His comments on Malcolm Butler’s Super Bowl absence were pretty pointed and detailed.
“I wish he would have played, but the coach decided not to play him, and we still had a chance to win,” Brady said.
Explaining he didn’t realize Butler was out of the game, Brady said, “For a team, this side of the room is the offense and this side is the defense. We don’t interfere with them much. I didn’t know. Malcolm kept coming over to me during the game and was like ‘Come on, TB, let’s go!’ And I kept going, ‘What defense are we in where Malcolm’s not on the field?’ Is it short-yardage, goal line? “And then after the game, I found out. So I just didn’t know. And I asked Malcolm, and Malcolm said, ‘I don’t know. Coach has just decided something different.’ I said, ‘OK.’ So I don’t know what was a part of that decision-making, but I know we were trying to win the game. I don’t think we were trying to do anything but win.”

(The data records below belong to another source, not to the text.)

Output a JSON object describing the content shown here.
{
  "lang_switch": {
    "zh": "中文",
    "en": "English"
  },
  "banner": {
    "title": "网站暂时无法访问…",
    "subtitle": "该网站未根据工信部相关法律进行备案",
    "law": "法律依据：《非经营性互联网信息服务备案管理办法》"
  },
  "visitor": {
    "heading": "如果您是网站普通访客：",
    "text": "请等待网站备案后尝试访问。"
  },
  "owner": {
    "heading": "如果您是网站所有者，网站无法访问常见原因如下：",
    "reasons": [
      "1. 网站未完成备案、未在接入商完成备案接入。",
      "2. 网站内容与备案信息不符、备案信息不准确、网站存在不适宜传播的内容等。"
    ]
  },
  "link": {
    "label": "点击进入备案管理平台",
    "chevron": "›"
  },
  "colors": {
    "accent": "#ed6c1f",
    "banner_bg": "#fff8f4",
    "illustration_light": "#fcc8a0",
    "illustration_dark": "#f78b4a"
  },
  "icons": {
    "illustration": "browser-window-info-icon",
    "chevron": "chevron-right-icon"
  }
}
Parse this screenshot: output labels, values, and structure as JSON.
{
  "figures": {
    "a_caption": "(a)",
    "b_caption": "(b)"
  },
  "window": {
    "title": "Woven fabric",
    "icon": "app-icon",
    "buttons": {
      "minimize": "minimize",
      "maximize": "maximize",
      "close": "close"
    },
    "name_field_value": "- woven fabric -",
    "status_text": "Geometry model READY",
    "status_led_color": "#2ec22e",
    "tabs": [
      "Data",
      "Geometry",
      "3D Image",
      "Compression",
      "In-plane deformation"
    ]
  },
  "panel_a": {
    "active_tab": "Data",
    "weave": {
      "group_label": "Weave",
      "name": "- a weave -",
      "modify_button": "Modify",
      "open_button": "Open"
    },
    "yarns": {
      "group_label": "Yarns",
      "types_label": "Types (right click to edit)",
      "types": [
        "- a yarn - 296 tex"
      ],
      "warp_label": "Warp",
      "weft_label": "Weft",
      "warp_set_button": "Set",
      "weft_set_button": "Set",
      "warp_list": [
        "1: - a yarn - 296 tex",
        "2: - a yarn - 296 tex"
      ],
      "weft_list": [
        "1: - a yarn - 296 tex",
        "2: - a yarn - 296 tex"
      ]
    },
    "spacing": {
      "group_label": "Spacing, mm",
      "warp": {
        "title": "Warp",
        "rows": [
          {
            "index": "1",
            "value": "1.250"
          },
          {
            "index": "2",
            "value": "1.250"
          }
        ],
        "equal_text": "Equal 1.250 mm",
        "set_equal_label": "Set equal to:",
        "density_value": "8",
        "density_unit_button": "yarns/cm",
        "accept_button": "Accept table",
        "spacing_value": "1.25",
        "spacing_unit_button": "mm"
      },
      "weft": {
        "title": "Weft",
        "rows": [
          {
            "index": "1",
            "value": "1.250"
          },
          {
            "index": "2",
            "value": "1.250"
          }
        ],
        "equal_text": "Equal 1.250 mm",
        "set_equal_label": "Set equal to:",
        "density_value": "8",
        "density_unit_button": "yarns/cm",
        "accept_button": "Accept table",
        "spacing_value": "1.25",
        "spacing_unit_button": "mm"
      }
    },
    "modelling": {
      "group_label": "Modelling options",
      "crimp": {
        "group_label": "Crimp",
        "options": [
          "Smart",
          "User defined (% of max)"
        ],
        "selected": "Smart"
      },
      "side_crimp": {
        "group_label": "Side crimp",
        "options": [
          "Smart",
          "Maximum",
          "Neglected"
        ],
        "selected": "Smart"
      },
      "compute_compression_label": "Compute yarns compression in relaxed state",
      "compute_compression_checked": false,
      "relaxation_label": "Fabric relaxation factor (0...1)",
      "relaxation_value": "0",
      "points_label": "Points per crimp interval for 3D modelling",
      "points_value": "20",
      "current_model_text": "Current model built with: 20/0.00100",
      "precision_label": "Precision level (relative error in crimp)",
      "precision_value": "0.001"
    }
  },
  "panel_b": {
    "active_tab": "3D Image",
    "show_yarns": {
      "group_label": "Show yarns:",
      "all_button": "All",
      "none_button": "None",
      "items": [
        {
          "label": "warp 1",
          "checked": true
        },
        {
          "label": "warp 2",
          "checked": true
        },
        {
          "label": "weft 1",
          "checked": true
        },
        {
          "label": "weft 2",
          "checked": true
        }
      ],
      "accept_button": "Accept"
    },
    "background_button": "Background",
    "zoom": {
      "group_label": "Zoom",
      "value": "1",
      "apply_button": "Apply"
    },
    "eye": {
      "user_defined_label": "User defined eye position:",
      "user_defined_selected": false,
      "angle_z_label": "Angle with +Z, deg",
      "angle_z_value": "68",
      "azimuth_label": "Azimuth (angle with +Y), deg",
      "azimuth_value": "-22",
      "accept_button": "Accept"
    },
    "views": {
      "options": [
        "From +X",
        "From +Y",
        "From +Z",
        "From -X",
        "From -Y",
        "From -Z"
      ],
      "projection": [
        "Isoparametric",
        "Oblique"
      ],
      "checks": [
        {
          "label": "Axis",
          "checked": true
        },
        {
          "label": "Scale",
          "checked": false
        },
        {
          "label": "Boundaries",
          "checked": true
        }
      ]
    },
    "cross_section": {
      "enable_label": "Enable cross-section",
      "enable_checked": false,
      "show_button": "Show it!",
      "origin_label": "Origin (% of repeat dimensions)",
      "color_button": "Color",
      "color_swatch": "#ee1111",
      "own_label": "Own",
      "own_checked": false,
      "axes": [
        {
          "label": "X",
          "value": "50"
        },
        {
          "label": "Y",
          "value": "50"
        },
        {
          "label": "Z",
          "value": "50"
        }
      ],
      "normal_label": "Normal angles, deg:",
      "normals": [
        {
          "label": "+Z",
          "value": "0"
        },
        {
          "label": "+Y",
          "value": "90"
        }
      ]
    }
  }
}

And his answer that the “guy who owns the team” is better suited to give an answer on Butler to Patriots fans than he is was also a little eye-widening.
But the upshot is that – even with the team reportedly spending the draft process sniffing around Baker Mayfield, even with Brady still apart from the team during workouts, even with the agitations and irritations of playing for Belichick – Brady went on record as saying he wants to play until his mid-40s and that he’s locked in through the end of ’19.
If, in the end, that’s all that matters to you, then who’s to tell you you’re wrong?